September 26th, 2007
A trader told a submitter, “We’re all rooting for a high LIBOR tomorrow.”
November 19th, 2007
As the crisis thickened, Barclays’ rate fixing moved from profiteering to self-defense. Managers urged submitters to keep the rate submissions down, so as not to signal to the market that the bank was vulnerable. “Basically the[re] is no money out there,” moaned one submitter.
November 28th, 2007
Submitters had kept LIBOR in line with “the pack,” as one put it.
A manager was grateful: “Thanks for remaining pragmatic.”
March 19th, 2008
One submitter to another: “Just set [LIBOR] where everyone else sets it, we do not want to be standing out.”
April 17th, 2008
A manager: “We did stick our head above the parapet last year, got it shot off, and put it back down again. So, to the extent that, um, the LIBORs have been understated, are we guilty of being part of the pack? You could say we are.”
October 8th, 2008
In a phone-call, a submitter says that a manager “asked me to put it lower than it was yesterday … to send the message that we’re not in the shit.”
October 29th, 2008
For the grand finale, send in the government.
In an internal email released yesterday, former-CEO Bob Diamond recounts a late-2008 conversation with Paul Tucker, deputy governor of the Bank of England. According to Diamond, Tucker suggested that Barclays should feel free to submit lower LIBOR figures, if they want.

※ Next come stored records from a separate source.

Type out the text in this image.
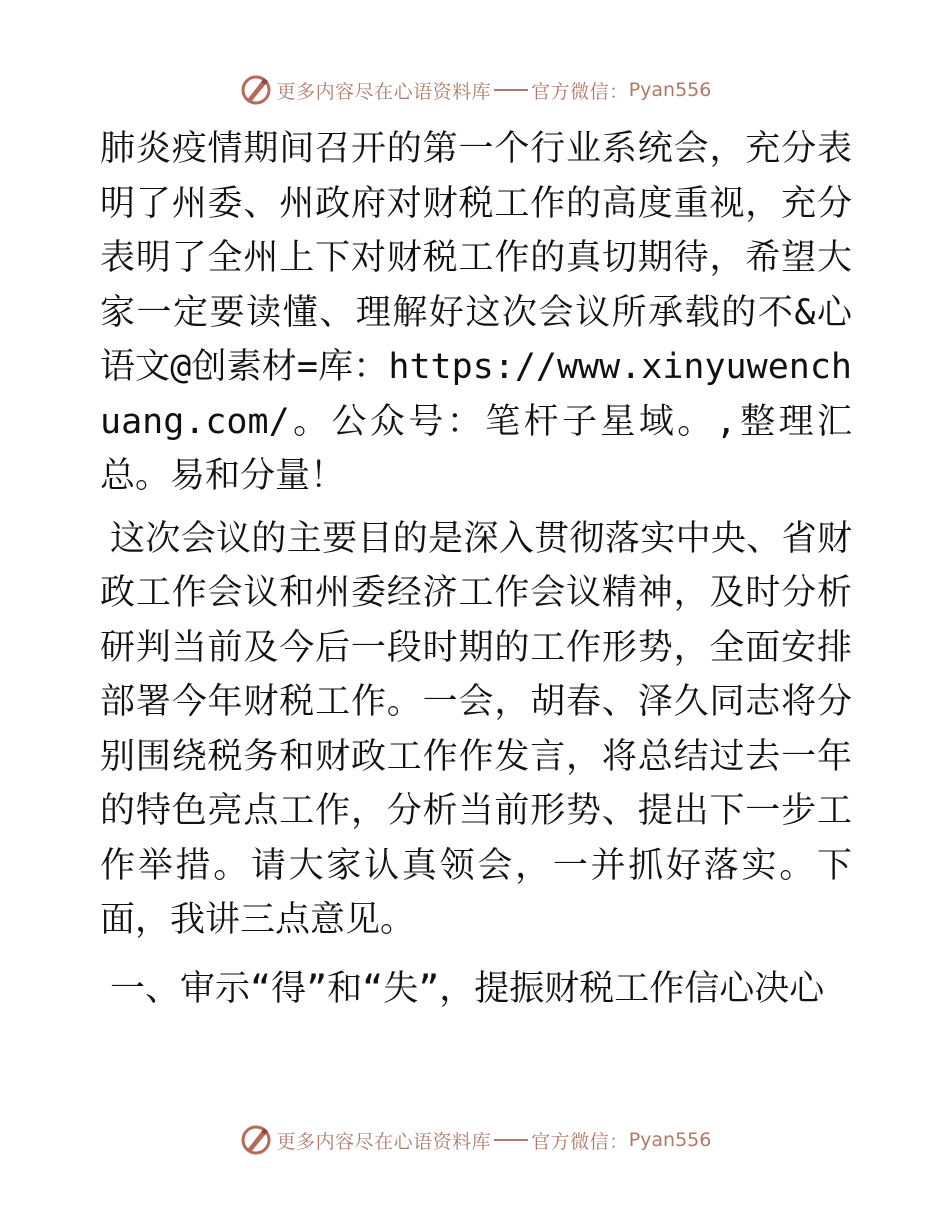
更多内容尽在心语资料库 官方微信： Pyan556

肺炎疫情期间召开的第一个行业系统会，充分表明了州委、州政府对财税工作的高度重视，充分表明了全州上下对财税工作的真切期待，希望大家一定要读懂、理解好这次会议所承载的不&心语文@创素材=库：https://www.xinyuwenchuang.com/。公众号：笔杆子星域。,整理汇总。易和分量！

这次会议的主要目的是深入贯彻落实中央、省财政工作会议和州委经济工作会议精神，及时分析研判当前及今后一段时期的工作形势，全面安排部署今年财税工作。一会，胡春、泽久同志将分别围绕税务和财政工作作发言，将总结过去一年的特色亮点工作，分析当前形势、提出下一步工作举措。请大家认真领会，一并抓好落实。下面，我讲三点意见。

一、审示“得”和“失”，提振财税工作信心决心

更多内容尽在心语资料库 官方微信： Pyan556
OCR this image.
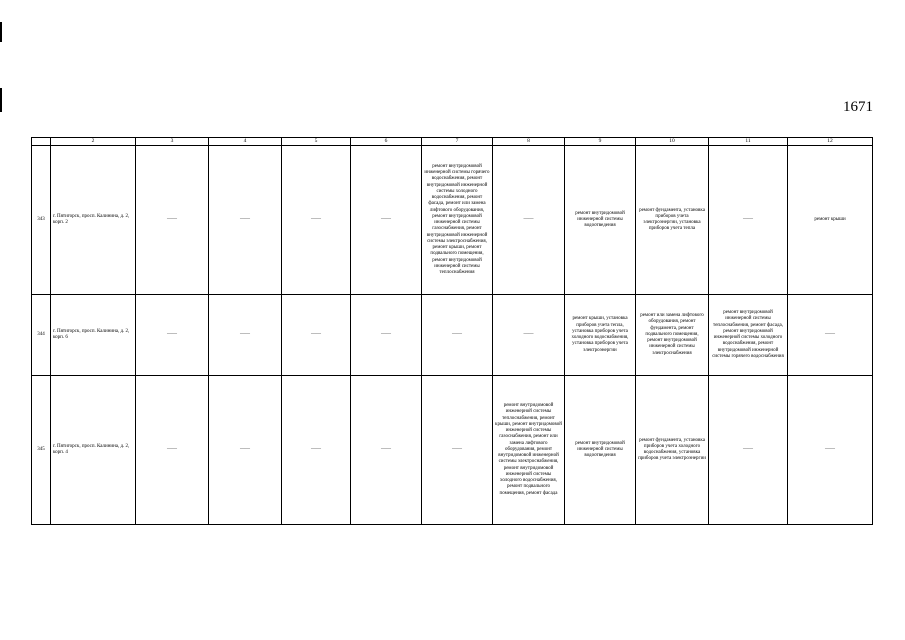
1671
	2	3	4	5	6	7	8	9	10	11	12
343	г. Пятигорск, просп. Калинина, д. 2, корп. 2	——	——	——	——	ремонт внутридомовой инженерной системы горячего водоснабжения, ремонт внутридомовой инженерной системы холодного водоснабжения, ремонт фасада, ремонт или замена лифтового оборудования, ремонт внутридомовой инженерной системы газоснабжения, ремонт внутридомовой инженерной системы электроснабжения, ремонт крыши, ремонт подвального помещения, ремонт внутридомовой инженерной системы теплоснабжения	——	ремонт внутридомовой инженерной системы водоотведения	ремонт фундамента, установка приборов учета электроэнергии, установка приборов учета тепла	——	ремонт крыши
344	г. Пятигорск, просп. Калинина, д. 2, корп. 6	——	——	——	——	——	——	ремонт крыши, установка приборов учета тепла, установка приборов учета холодного водоснабжения, установка приборов учета электроэнергии	ремонт или замена лифтового оборудования, ремонт фундамента, ремонт подвального помещения, ремонт внутридомовой инженерной системы электроснабжения	ремонт внутридомовой инженерной системы теплоснабжения, ремонт фасада, ремонт внутридомовой инженерной системы холодного водоснабжения, ремонт внутридомовой инженерной системы горячего водоснабжения	——
345	г. Пятигорск, просп. Калинина, д. 2, корп. 4	——	——	——	——	——	ремонт внутридомовой инженерной системы теплоснабжения, ремонт крыши, ремонт внутридомовой инженерной системы газоснабжения, ремонт или замена лифтового оборудования, ремонт внутридомовой инженерной системы электроснабжения, ремонт внутридомовой инженерной системы холодного водоснабжения, ремонт подвального помещения, ремонт фасада	ремонт внутридомовой инженерной системы водоотведения	ремонт фундамента, установка приборов учета холодного водоснабжения, установка приборов учета электроэнергии	——	——
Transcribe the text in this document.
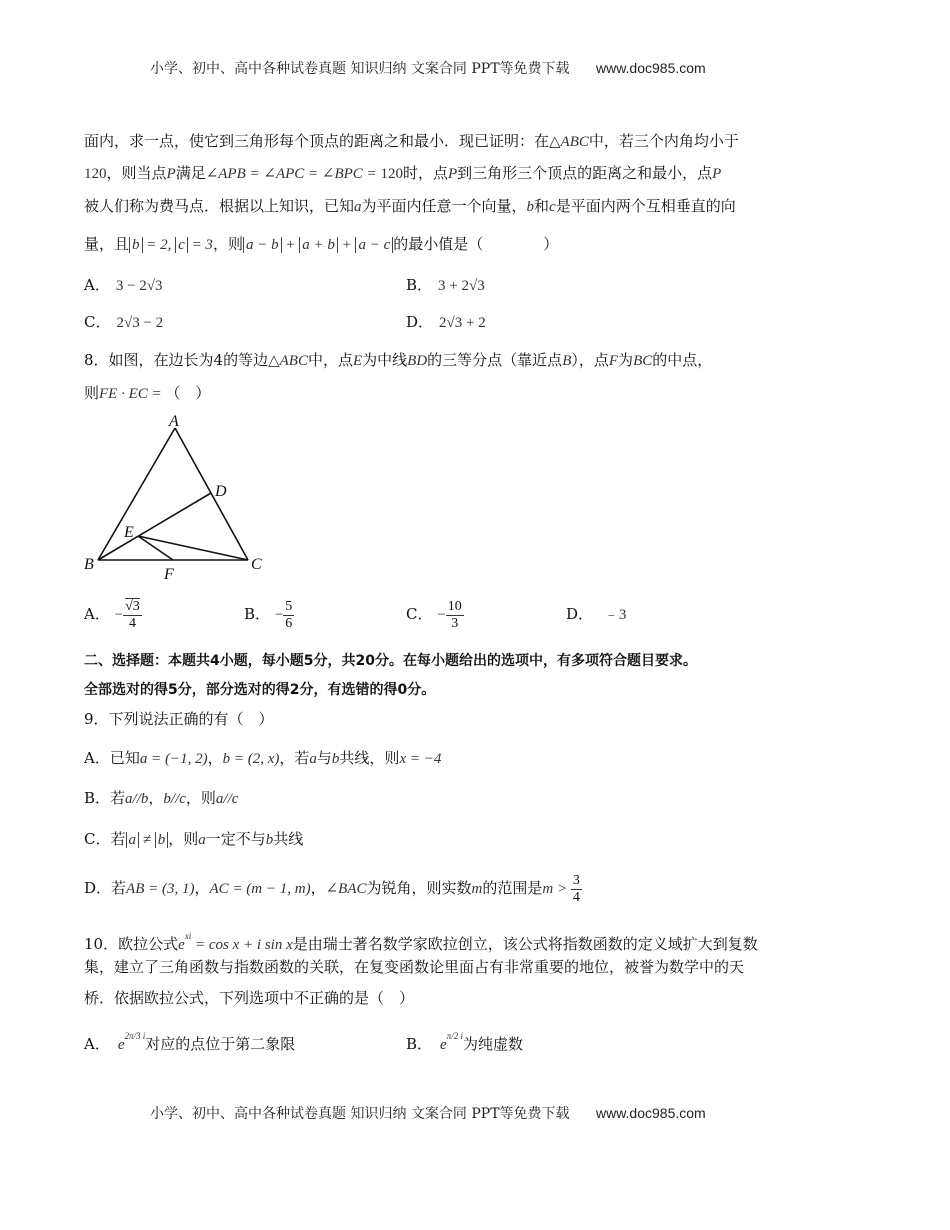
小学、初中、高中各种试卷真题 知识归纳 文案合同 PPT等免费下载 www.doc985.com
面内，求一点，使它到三角形每个顶点的距离之和最小．现已证明：在△ABC中，若三个内角均小于
120，则当点P满足∠APB = ∠APC = ∠BPC = 120时，点P到三角形三个顶点的距离之和最小，点P
被人们称为费马点．根据以上知识，已知a为平面内任意一个向量，b和c是平面内两个互相垂直的向
量，且 b = 2, c = 3，则 a − b + a + b + a − c 的最小值是（　　　　）
A． 3 − 2√3	B． 3 + 2√3
C． 2√3 − 2	D． 2√3 + 2
8．如图，在边长为4的等边△ABC中，点E为中线BD的三等分点（靠近点B），点F为BC的中点，
则FE · EC = （　）
A
B	C
D
E
F
A． − $\frac{√3}{4}$	B． − $\frac{5}{6}$	C． − $\frac{10}{3}$	D． ﹣3
二、选择题：本题共4小题，每小题5分，共20分。在每小题给出的选项中，有多项符合题目要求。
全部选对的得5分，部分选对的得2分，有选错的得0分。
9．下列说法正确的有（　）
A．已知a = (−1, 2)，b = (2, x)，若a与b共线，则x = −4
B．若a//b，b//c，则a//c
C．若 a ≠ b ，则a一定不与b共线
D．若AB = (3, 1)，AC = (m − 1, m)，∠BAC为锐角，则实数m的范围是$m > \frac{3}{4}$
10．欧拉公式$e^{xi} = \cos x + i$ sin x是由瑞士著名数学家欧拉创立，该公式将指数函数的定义域扩大到复数
集，建立了三角函数与指数函数的关联，在复变函数论里面占有非常重要的地位，被誉为数学中的天
桥．依据欧拉公式，下列选项中不正确的是（　）
A． $e^{2\pi/3 i}$对应的点位于第二象限	B． $e^{\pi/2 i}$为纯虚数
小学、初中、高中各种试卷真题 知识归纳 文案合同 PPT等免费下载 www.doc985.com
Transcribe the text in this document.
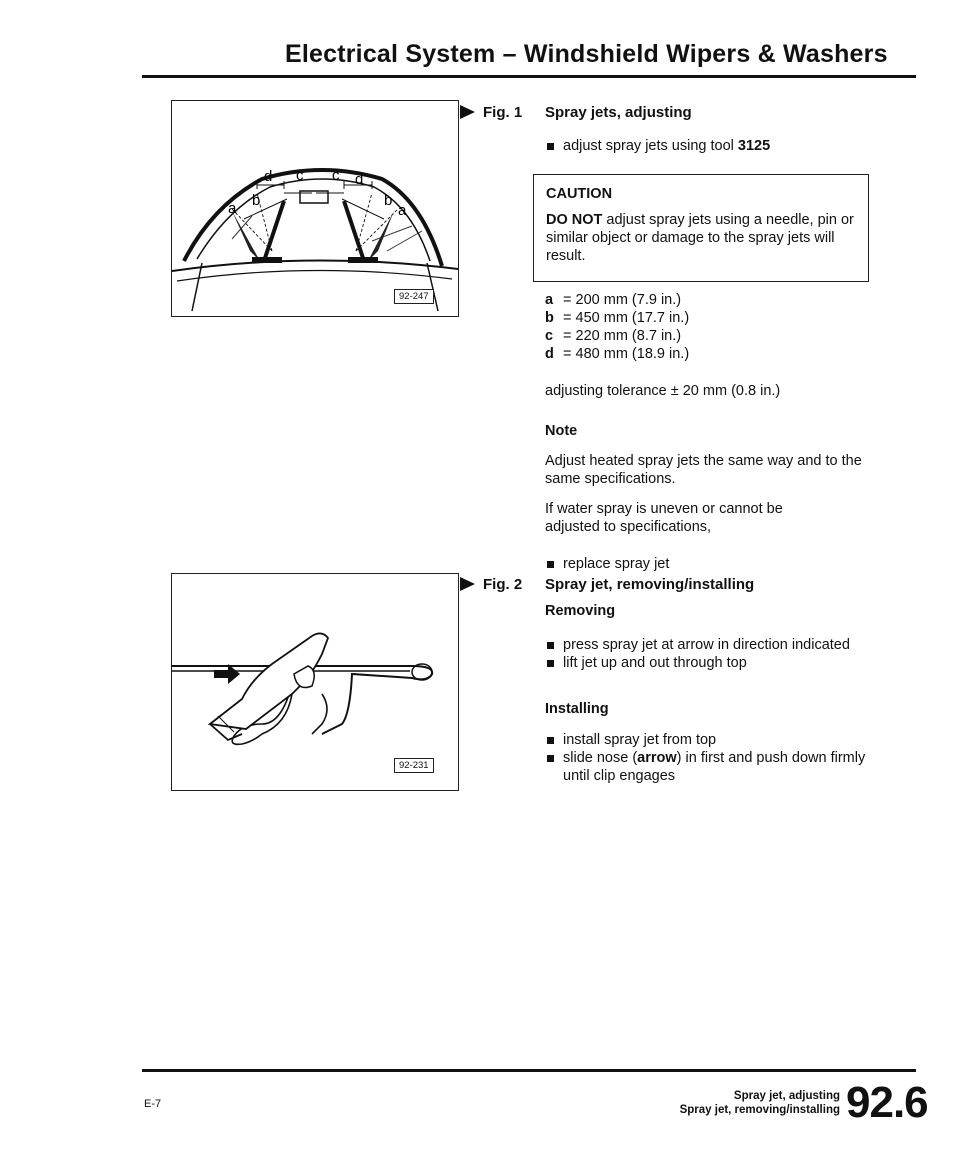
Electrical System – Windshield Wipers & Washers
d c c d
a b	b
a
92-247
92-231
Fig. 1 Spray jets, adjusting
adjust spray jets using tool 3125
CAUTION
DO NOT adjust spray jets using a needle, pin or similar object or damage to the spray jets will result.
a = 200 mm (7.9 in.)
b = 450 mm (17.7 in.)
c = 220 mm (8.7 in.)
d = 480 mm (18.9 in.)
adjusting tolerance ± 20 mm (0.8 in.)
Note
Adjust heated spray jets the same way and to the same specifications.
If water spray is uneven or cannot be adjusted to specifications,
replace spray jet
Fig. 2 Spray jet, removing/installing
Removing
press spray jet at arrow in direction indicated
lift jet up and out through top
Installing
install spray jet from top
slide nose (arrow) in first and push down firmly until clip engages
E-7
Spray jet, adjusting
Spray jet, removing/installing 92.6
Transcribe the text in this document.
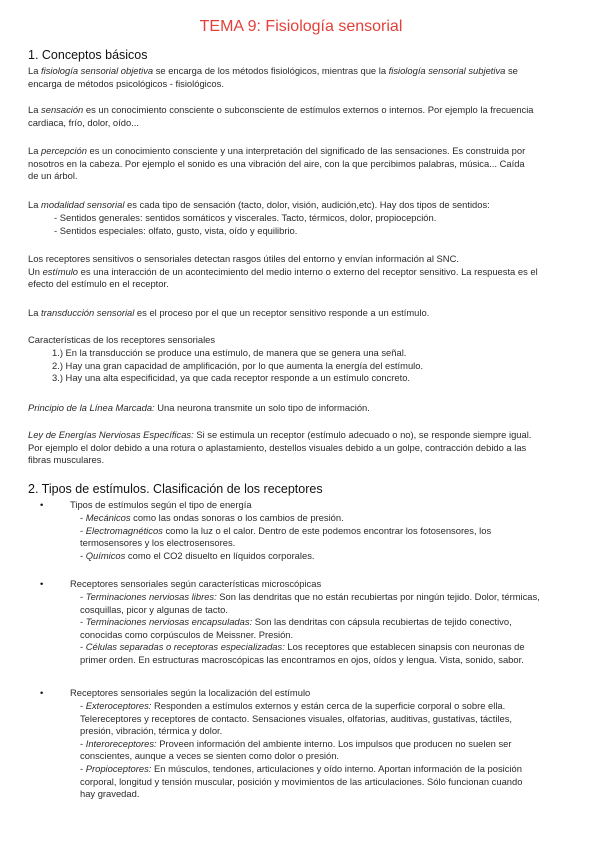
TEMA 9: Fisiología sensorial
1. Conceptos básicos
La fisiología sensorial objetiva se encarga de los métodos fisiológicos, mientras que la fisiología sensorial subjetiva se
encarga de métodos psicológicos - fisiológicos.
La sensación es un conocimiento consciente o subconsciente de estímulos externos o internos. Por ejemplo la frecuencia
cardiaca, frío, dolor, oído...
La percepción es un conocimiento consciente y una interpretación del significado de las sensaciones. Es construida por
nosotros en la cabeza. Por ejemplo el sonido es una vibración del aire, con la que percibimos palabras, música... Caída
de un árbol.
La modalidad sensorial es cada tipo de sensación (tacto, dolor, visión, audición,etc). Hay dos tipos de sentidos:
- Sentidos generales: sentidos somáticos y viscerales. Tacto, térmicos, dolor, propiocepción.
- Sentidos especiales: olfato, gusto, vista, oído y equilibrio.
Los receptores sensitivos o sensoriales detectan rasgos útiles del entorno y envían información al SNC.
Un estímulo es una interacción de un acontecimiento del medio interno o externo del receptor sensitivo. La respuesta es el
efecto del estímulo en el receptor.
La transducción sensorial es el proceso por el que un receptor sensitivo responde a un estímulo.
Características de los receptores sensoriales
1.) En la transducción se produce una estímulo, de manera que se genera una señal.
2.) Hay una gran capacidad de amplificación, por lo que aumenta la energía del estímulo.
3.) Hay una alta especificidad, ya que cada receptor responde a un estímulo concreto.
Principio de la Línea Marcada: Una neurona transmite un solo tipo de información.
Ley de Energías Nerviosas Específicas: Si se estimula un receptor (estímulo adecuado o no), se responde siempre igual.
Por ejemplo el dolor debido a una rotura o aplastamiento, destellos visuales debido a un golpe, contracción debido a las
fibras musculares.
2. Tipos de estímulos. Clasificación de los receptores
•	Tipos de estímulos según el tipo de energía
- Mecánicos como las ondas sonoras o los cambios de presión.
- Electromagnéticos como la luz o el calor. Dentro de este podemos encontrar los fotosensores, los
termosensores y los electrosensores.
- Químicos como el CO2 disuelto en líquidos corporales.
•	Receptores sensoriales según características microscópicas
- Terminaciones nerviosas libres: Son las dendritas que no están recubiertas por ningún tejido. Dolor, térmicas,
cosquillas, picor y algunas de tacto.
- Terminaciones nerviosas encapsuladas: Son las dendritas con cápsula recubiertas de tejido conectivo,
conocidas como corpúsculos de Meissner. Presión.
- Células separadas o receptoras especializadas: Los receptores que establecen sinapsis con neuronas de
primer orden. En estructuras macroscópicas las encontramos en ojos, oídos y lengua. Vista, sonido, sabor.
•	Receptores sensoriales según la localización del estímulo
- Exteroceptores: Responden a estímulos externos y están cerca de la superficie corporal o sobre ella.
Telereceptores y receptores de contacto. Sensaciones visuales, olfatorias, auditivas, gustativas, táctiles,
presión, vibración, térmica y dolor.
- Interoreceptores: Proveen información del ambiente interno. Los impulsos que producen no suelen ser
conscientes, aunque a veces se sienten como dolor o presión.
- Propioceptores: En músculos, tendones, articulaciones y oído interno. Aportan información de la posición
corporal, longitud y tensión muscular, posición y movimientos de las articulaciones. Sólo funcionan cuando
hay gravedad.
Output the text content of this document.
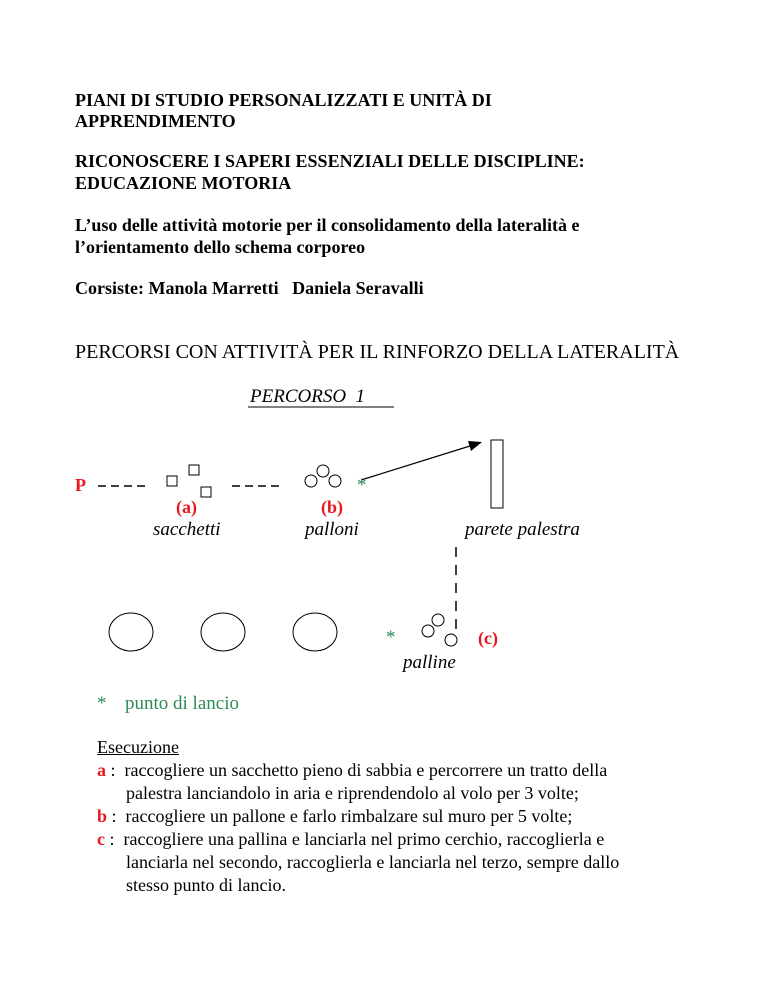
PIANI DI STUDIO PERSONALIZZATI E UNITÀ DI
APPRENDIMENTO
RICONOSCERE I SAPERI ESSENZIALI DELLE DISCIPLINE:
EDUCAZIONE MOTORIA
L’uso delle attività motorie per il consolidamento della lateralità e
l’orientamento dello schema corporeo
Corsiste: Manola Marretti   Daniela Seravalli
PERCORSI CON ATTIVITÀ PER IL RINFORZO DELLA LATERALITÀ
PERCORSO  1
P
(a)
sacchetti
*
(b)
palloni	parete palestra
*	(c)
palline
* punto di lancio
Esecuzione
a :  raccogliere un sacchetto pieno di sabbia e percorrere un tratto della
palestra lanciandolo in aria e riprendendolo al volo per 3 volte;
b :  raccogliere un pallone e farlo rimbalzare sul muro per 5 volte;
c :  raccogliere una pallina e lanciarla nel primo cerchio, raccoglierla e
lanciarla nel secondo, raccoglierla e lanciarla nel terzo, sempre dallo
stesso punto di lancio.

“While he was certain we did not need advice,” writes Diamond of Tucker, he advised that “it did not always need to be the case that we appeared as high as we have recently.”
Tucker also suggested, according to Diamond, that there were “a number of senior figures in Whitehall”—that is, the British government —concerned by Barclays LIBOR submissions, and wanted them adjusted.
Correction: A previous version of this story incorrectly stated that a 1% increase in interest rates would work out to $500 per month, rather than per year.